Non-life Insurers To Punish Fraudulent Hospitals
The General Insurance Council has decided to take on the hospitals that are overcharging the health insurance policyholders and indulging in frauds through a series of actions, said a senior industry official.
Speaking to the media, S Prakash, managing director (MD), Star Health and Allied Insurance Company Ltd, and executive committee member, General Insurance Council, said the industry/council will take a unified approach against frauds.
Stating that the industry will identify the pattern and take action, Mr Prakash said "We want to send a strong signal to the hospitals. The action against the hospitals could be - issuance of a warning letter, suspension of cashless facility and even exclude (blacklist) the hospital as a service provider except in the case of an emergency."
Majority of the business of the hospitals in major cities come from patients holding health insurance policies, he said.
According to Mr Prakash, the Council will also have an appellate mechanism where the affected hospital can make its appeal.
Mr Prakash said the topline of the non-life insurers contribute to the bottom-line of the hospitals.
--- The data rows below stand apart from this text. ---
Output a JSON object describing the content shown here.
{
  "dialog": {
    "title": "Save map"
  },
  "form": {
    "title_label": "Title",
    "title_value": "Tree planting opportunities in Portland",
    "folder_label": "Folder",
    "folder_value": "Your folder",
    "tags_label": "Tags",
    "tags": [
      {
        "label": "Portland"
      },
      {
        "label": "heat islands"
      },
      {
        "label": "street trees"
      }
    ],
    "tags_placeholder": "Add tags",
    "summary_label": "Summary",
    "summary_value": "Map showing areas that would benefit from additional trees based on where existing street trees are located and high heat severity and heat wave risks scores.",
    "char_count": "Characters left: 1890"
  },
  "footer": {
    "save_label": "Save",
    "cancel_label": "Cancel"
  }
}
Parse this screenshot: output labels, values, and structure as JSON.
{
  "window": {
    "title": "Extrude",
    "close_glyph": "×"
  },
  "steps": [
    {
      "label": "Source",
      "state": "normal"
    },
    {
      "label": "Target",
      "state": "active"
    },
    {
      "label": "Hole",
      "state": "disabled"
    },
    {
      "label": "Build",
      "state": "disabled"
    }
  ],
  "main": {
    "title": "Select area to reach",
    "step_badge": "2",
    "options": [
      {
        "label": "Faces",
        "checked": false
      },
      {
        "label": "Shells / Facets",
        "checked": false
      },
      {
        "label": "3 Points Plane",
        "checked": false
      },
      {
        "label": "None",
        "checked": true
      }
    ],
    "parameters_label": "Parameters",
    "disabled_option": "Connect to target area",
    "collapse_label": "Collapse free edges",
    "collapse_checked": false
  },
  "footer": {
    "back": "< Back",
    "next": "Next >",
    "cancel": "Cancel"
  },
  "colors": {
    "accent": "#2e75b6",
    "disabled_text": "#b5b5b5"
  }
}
Several decades ago, the public sector non-life insurance companies tried to blacklist hospitals that gave false bills and other papers so that the health insurance policyholders can make prefer fraudulent claims. But the insurers scrapped the move soon after.
That apart, the General Insurance Council plans to have a common information technology platform to empanel hospitals, he said. It is said that the Council will seek using the Insurance Information Bureau's Rohini portal for this purpose.
In addition, the non-life insurance industry is also looking at working with the national health authority (NHA) to have a common portal for intimating the case details by the hospitals in case the patient is a health insurance policyholder and prefers cashless settlement of the hospital bills, i.e., the insurance company pays the hospital directly.